Tel: 0 224 239 65 06 - 0 224 239 65 07 - 0 224 239 53 35 Gsm: 0 530 875 14 79
“Bel ve Boyun Fıtığı hastalarının%98’i ameliyatsız yöntemlerle iyileşmekte olup,
ameliyat sadece hastaların %1-2’sinde gerekmektedir.”

Tarsal Tünel Sendromunda (Ayak Bileğinde Sinir Sıkışması) Manuel Terapi (Elle Tedavi)

Ayak uyuşması ve ağrısı yapan rahatsızlıklardan biri olan tarsal tünel sendromu (ayak bileği sinir sıkışması)  tanısı sıklıkla atlanan, nadir ama önemli bir sinir tuzaklanmasıdır. Sinir tuzaklanması, bir sinirin sıklıkla herhangi bir anatomik yapının içinden veya yanından geçerken baskıya uğraması veya sıkışmasıdır. Tarsal tünel ayak bileğinin iç kısmındaki flexör retinaculum denilen bir bandın altındaki tünel olup içinden bazı tendonlar, tibial sinir,atardamar ve toplar damarlar geçer. Bu tüneldeki sinirin her hangi bir nedenle sıkışması sonucu ayakta ağrı, yanma veya uyuşma hissi şikayetleri oluşur. Nedenleri arasında sıkı bilekli ayakkabı giymek,travma,şeker hastalığı ve inflamatuar eklem hastalıkları,tendon patolojileri ,düz tabanlık sayılabilir. Ayak bileği sinir sıkışması çoğunlukla kadınlarda daha sıktır ve genellikle tek taraflıdır.

Belirtiler kişiden kişiye göre değişiklik göstermekte olup ayak uyuşması ile diğer belirtilerin zorlamalara ve yapılan fiziksel aktivitelere göre arttığı gözlenmektedir. Fiziksel aktivitelerin çok ağır bir şekilde yapıldığı günlerde,gecelerde karıncalanmalar ve ağrılar fazlasıyla artmakta, dinlenme ile ise hafiflemektedir. Ayak bölgesinde olabilecek enfeksiyon, travma, tümör gibi durumlar da sinir zedelenmesine neden olabileceğinden dolayı bu bölgenin iyice incelendikten sonra tanıya gidilmesi gerekir .  Tanının konulmasında, ayrıntılı fizik muayene ve MR,EMG tetkikleri önemlidir. En çok karıştığı durum topuk dikeni olup çoğu TTS hastası topuk dikeni tanısıyla aylar boyunca tedaviler görüp bunlardan hiç yanıt alınamadığı zaman acaba TTS olabilir mi diyerek araştırılınca tespit edilmektedir. Seyrek olarak bel fıtıkları da benzer bulgular verebilir.Bu yüzden ayak uyuşması olan hastalarda dikkatli olunmalı ,bel fıtığı ile karışabileceği akılda tutulmalıdır.

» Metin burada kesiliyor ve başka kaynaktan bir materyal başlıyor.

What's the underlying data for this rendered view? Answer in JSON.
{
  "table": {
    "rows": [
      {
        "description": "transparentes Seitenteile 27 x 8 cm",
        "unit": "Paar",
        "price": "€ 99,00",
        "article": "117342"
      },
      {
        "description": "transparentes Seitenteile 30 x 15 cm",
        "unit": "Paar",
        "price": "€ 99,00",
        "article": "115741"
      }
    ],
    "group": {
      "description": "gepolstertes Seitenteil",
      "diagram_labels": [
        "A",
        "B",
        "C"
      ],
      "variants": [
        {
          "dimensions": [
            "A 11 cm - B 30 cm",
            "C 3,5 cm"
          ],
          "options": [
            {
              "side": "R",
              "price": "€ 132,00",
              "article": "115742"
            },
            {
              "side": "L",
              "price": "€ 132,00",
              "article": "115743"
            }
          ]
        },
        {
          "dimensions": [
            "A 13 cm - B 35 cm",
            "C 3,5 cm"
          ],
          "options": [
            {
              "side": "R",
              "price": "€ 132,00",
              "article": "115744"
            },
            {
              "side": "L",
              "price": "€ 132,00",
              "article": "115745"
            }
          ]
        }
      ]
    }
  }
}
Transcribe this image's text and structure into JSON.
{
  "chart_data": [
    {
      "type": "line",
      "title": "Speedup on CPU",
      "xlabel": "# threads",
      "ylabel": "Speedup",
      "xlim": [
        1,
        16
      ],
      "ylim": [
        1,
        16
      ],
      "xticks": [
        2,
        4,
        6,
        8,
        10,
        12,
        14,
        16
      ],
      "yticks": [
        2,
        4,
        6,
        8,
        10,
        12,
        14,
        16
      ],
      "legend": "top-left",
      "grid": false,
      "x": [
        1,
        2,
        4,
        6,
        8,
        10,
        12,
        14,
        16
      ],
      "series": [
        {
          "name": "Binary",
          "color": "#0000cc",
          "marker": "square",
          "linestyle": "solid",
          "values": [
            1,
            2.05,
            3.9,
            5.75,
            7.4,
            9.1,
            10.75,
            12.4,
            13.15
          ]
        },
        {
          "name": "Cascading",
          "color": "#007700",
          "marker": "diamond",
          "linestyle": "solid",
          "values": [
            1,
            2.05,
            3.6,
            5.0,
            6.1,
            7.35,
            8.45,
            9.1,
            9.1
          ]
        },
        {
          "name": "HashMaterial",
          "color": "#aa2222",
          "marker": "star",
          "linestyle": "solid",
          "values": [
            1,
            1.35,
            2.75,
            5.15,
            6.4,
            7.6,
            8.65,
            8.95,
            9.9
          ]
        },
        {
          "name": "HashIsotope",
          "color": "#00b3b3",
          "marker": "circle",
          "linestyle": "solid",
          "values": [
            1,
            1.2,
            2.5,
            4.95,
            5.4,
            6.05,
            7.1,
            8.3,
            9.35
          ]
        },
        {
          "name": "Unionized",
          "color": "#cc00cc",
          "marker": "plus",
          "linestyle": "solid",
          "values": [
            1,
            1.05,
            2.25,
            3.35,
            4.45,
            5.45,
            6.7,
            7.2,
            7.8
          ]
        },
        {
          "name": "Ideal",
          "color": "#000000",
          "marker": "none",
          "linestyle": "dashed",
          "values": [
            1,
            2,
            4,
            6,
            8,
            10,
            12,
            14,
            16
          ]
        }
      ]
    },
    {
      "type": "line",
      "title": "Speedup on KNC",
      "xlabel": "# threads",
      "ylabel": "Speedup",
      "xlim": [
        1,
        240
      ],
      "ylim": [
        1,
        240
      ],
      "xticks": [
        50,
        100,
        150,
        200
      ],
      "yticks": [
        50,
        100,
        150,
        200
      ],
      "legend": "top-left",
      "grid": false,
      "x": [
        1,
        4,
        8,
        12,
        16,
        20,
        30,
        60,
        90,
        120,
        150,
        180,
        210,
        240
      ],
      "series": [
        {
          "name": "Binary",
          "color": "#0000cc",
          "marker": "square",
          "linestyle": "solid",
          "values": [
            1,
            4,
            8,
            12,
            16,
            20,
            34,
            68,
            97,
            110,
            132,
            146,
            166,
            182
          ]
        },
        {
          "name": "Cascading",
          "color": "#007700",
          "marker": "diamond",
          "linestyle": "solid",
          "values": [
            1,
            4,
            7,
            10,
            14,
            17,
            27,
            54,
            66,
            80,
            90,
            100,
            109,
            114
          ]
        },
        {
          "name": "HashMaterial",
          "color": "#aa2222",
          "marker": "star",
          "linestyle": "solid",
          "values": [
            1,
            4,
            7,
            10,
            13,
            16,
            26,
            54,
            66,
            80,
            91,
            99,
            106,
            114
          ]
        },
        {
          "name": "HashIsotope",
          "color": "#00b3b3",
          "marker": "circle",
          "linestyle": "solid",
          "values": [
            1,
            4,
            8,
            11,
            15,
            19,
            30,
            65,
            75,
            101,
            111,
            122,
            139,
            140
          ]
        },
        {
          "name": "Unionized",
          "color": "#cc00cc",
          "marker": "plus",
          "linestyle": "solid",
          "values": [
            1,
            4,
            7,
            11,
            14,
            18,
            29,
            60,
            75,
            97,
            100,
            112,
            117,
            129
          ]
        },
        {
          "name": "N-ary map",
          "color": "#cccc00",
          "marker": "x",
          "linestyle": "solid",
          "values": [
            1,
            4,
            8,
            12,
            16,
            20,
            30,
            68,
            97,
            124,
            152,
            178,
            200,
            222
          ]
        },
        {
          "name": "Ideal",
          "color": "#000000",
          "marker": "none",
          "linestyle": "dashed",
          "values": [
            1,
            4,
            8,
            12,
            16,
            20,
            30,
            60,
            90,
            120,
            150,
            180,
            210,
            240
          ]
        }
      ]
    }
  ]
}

Doğru tanı konulmasını takiben,tedavide tüneldeki dış baskıların azaltılması, inflamasyonun dindirilmesi, ayak ve ayak bileği deformitelerinin düzeltilmesi ve siniri sıkıştıran yumuşak dokuların gevşetilmesi gerekir. Konservatif (ameliyatsız) tedavide istirahat, ilaç, immobilizasyon için ortez, aletli yada manuel fizik tedavi önerilir. Manuel (elle) tedavi olarak sinir kaydırma ve mobilizasyonları yumuşak doku mobilitesini iyileştirmek için kullanılır ve sonrasında ayak kaslarını güçlendirici egzersizler verilir. Manuel tedavi genellikle haftada 2 seans uygulanmakta ve toplamda 6-10 seans sürebilmektedir. Manuel terapide ayak bileğine ellerle bir takım germe,döndürme,kaydırma teknikleri yapılmaktadır. Genellikle bu hastaların çoğu ameliyatsız olarak tedavi edilebilmektedir. Egzersizlerin fizyoterapist yada bir medikal egzersiz uzmanınca yaptırılması iyi olacaktır. Medikal ve fizik tedaviye yanıt vermeyen az sayıdaki hastada ameliyat gerekebilmektedir. Ancak ameliyat gereken hastalarda da ameliyat sonrası iyi bir fizik tedavi ve rehabilitasyon programı uygulanmalıdır.